Pour Gaelle Takam du Cameroun, elle a choisi d'être négociatrice pour 《 contribuer à la recherche des solutions pour lutter efficacement contre les impacts changements climatiques》. Ses compatriotes donnent elles aussi des raisons qui méritent qu'on s'y attarde. Elisabeth Koussikaye par exemple est《 partie du constat selon lequel l'afrique est le continent le moins contributeur au Changement Climatique et le plus exposé aux effets, je voudrais porter ma voix pour la recherche des solutions pour y faire face en terme d'action,mesure et financement》. Ursula Saha quand à elle a été motivée par un objectif :《La quête de justice climatique qui m'a donné envie de m'impliquer dans les négociations climat, car les Africains sont parmi les plus vulnérables aux impacts du changement climatique malgré leur faible contribution aux émissions mondiales》.

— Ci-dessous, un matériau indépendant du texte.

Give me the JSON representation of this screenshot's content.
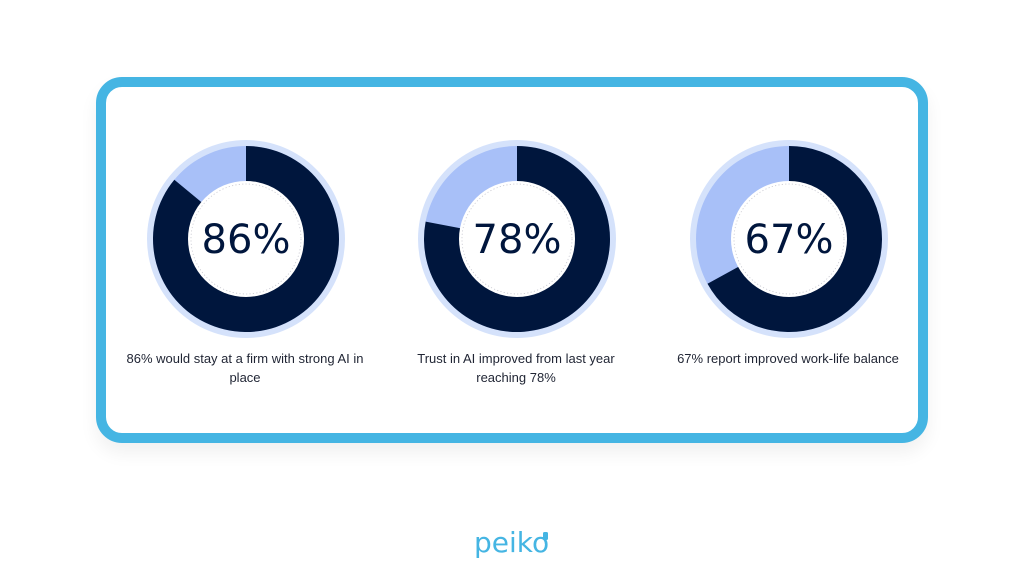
{
  "colors": {
    "card_border": "#45B5E3",
    "outer_ring": "#D5E2FB",
    "filled_arc": "#00163D",
    "remaining_arc": "#A8C0F8",
    "center_fill": "#FFFFFF",
    "label_text": "#1f2433",
    "logo": "#45B5E3"
  },
  "stats": [
    {
      "value": 86,
      "label": "86%",
      "caption_line1": "86% would stay at a firm with strong AI in",
      "caption_line2": "place"
    },
    {
      "value": 78,
      "label": "78%",
      "caption_line1": "Trust in AI improved from last year",
      "caption_line2": "reaching 78%"
    },
    {
      "value": 67,
      "label": "67%",
      "caption_line1": "67% report improved work-life balance",
      "caption_line2": ""
    }
  ],
  "logo": {
    "text": "peiko"
  },
  "chart_data": {
    "type": "pie",
    "subtype": "donut",
    "charts": [
      {
        "title": "86%",
        "slices": [
          {
            "name": "filled",
            "value": 86
          },
          {
            "name": "remaining",
            "value": 14
          }
        ],
        "caption": "86% would stay at a firm with strong AI in place"
      },
      {
        "title": "78%",
        "slices": [
          {
            "name": "filled",
            "value": 78
          },
          {
            "name": "remaining",
            "value": 22
          }
        ],
        "caption": "Trust in AI improved from last year reaching 78%"
      },
      {
        "title": "67%",
        "slices": [
          {
            "name": "filled",
            "value": 67
          },
          {
            "name": "remaining",
            "value": 33
          }
        ],
        "caption": "67% report improved work-life balance"
      }
    ],
    "legend": "none",
    "grid": false
  }
}
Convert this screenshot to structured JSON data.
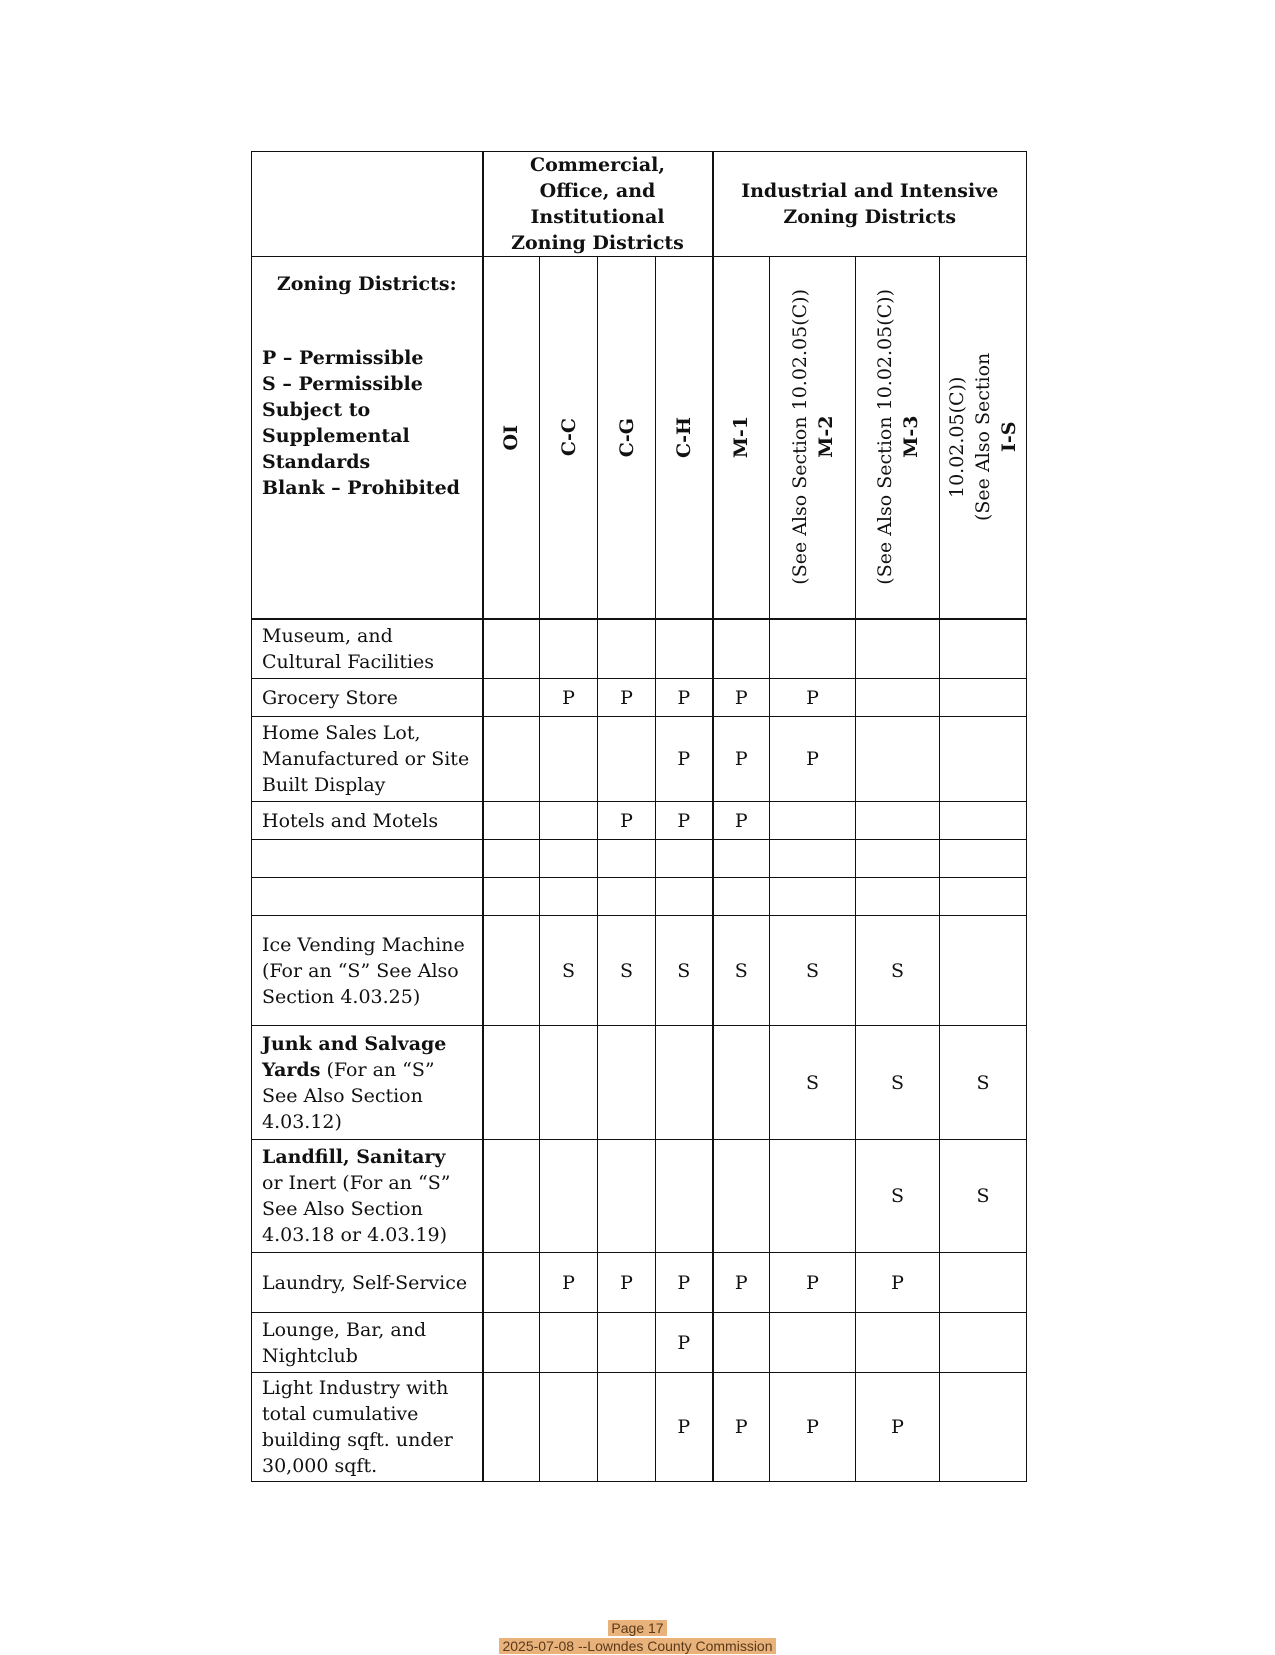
{
  "header": {
    "group_commercial": "Commercial, Office, and Institutional Zoning Districts",
    "group_industrial": "Industrial and Intensive Zoning Districts",
    "legend_title": "Zoning Districts:",
    "legend_lines": [
      "P – Permissible",
      "S – Permissible Subject to Supplemental Standards",
      "Blank – Prohibited"
    ],
    "columns": [
      {
        "code": "OI",
        "note": ""
      },
      {
        "code": "C-C",
        "note": ""
      },
      {
        "code": "C-G",
        "note": ""
      },
      {
        "code": "C-H",
        "note": ""
      },
      {
        "code": "M-1",
        "note": ""
      },
      {
        "code": "M-2",
        "note": "(See Also Section 10.02.05(C))"
      },
      {
        "code": "M-3",
        "note": "(See Also Section 10.02.05(C))"
      },
      {
        "code": "I-S",
        "note": "(See Also Section 10.02.05(C))"
      }
    ]
  },
  "rows": [
    {
      "bold": "",
      "label": "Museum, and Cultural Facilities",
      "values": [
        "",
        "",
        "",
        "",
        "",
        "",
        "",
        ""
      ]
    },
    {
      "bold": "",
      "label": "Grocery Store",
      "values": [
        "",
        "P",
        "P",
        "P",
        "P",
        "P",
        "",
        ""
      ]
    },
    {
      "bold": "",
      "label": "Home Sales Lot, Manufactured or Site Built Display",
      "values": [
        "",
        "",
        "",
        "P",
        "P",
        "P",
        "",
        ""
      ]
    },
    {
      "bold": "",
      "label": "Hotels and Motels",
      "values": [
        "",
        "",
        "P",
        "P",
        "P",
        "",
        "",
        ""
      ]
    },
    {
      "bold": "",
      "label": "",
      "values": [
        "",
        "",
        "",
        "",
        "",
        "",
        "",
        ""
      ]
    },
    {
      "bold": "",
      "label": "",
      "values": [
        "",
        "",
        "",
        "",
        "",
        "",
        "",
        ""
      ]
    },
    {
      "bold": "",
      "label": "Ice Vending Machine (For an “S” See Also Section 4.03.25)",
      "values": [
        "",
        "S",
        "S",
        "S",
        "S",
        "S",
        "S",
        ""
      ]
    },
    {
      "bold": "Junk and Salvage Yards",
      "label": "(For an “S” See Also Section 4.03.12)",
      "values": [
        "",
        "",
        "",
        "",
        "",
        "S",
        "S",
        "S"
      ]
    },
    {
      "bold": "Landfill, Sanitary",
      "label": "or Inert (For an “S” See Also Section 4.03.18 or 4.03.19)",
      "values": [
        "",
        "",
        "",
        "",
        "",
        "",
        "S",
        "S"
      ]
    },
    {
      "bold": "",
      "label": "Laundry, Self-Service",
      "values": [
        "",
        "P",
        "P",
        "P",
        "P",
        "P",
        "P",
        ""
      ]
    },
    {
      "bold": "",
      "label": "Lounge, Bar, and Nightclub",
      "values": [
        "",
        "",
        "",
        "P",
        "",
        "",
        "",
        ""
      ]
    },
    {
      "bold": "",
      "label": "Light Industry with total cumulative building sqft. under 30,000 sqft.",
      "values": [
        "",
        "",
        "",
        "P",
        "P",
        "P",
        "P",
        ""
      ]
    }
  ],
  "footer": {
    "page": "Page 17",
    "meeting": "2025-07-08 --Lowndes County Commission"
  }
}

Pour Marvine Bertille Seredenga de la République Centrafricaine 《Ma voix est forte et revendicatrice. Un appel à l'action pour le changement climatique》.
Safiatou du Burkina Faso s'est intéressée aux négociations climat《 parce que je voulais mieux comprendre comment fonctionne le processus et découvrir les opportunités qu’il peut offrir à nos communautés》, ses compatriotes Nafi et Bibiane Dembele KABORE lui ont emboîté le pas en précisant pour la première qu'il est question de 《 contribuer à faire bouger les choses pour un monde meilleur à offrir aux générations futures》et pour la deuxième que c'est 《 pour apporter ma modeste contribution pour la prise de conscience des effets des changements climatiques au niveau des populations en général et des femmes en particulier》. Espérance Radi de la RDC se propose de 《 lancer un appel fort sur la gestion des conséquences du changement climatique sur l'environnement, les communautés surtout vulnérables, l'économie et parvenir à convaincre les puissances à la contribution》. Il le faut pour calmer Esther Ndungidi, sa compatriote animée par 《la colère de subir les effets néfastes du changement climatique occasionnés par les pays industrialisés》.
Hamda Amin de Djibouti, spécialisée en Gestion des risques et des catastrophes, explique qu'elle a toujours été 《intéressée dans l'adaptation aux effets du changements climatiques. Et les femmes sont plus vulnérables aux effets du CC .
Notre implication dans les négociations est surtout une participation active dans la prise de décision》.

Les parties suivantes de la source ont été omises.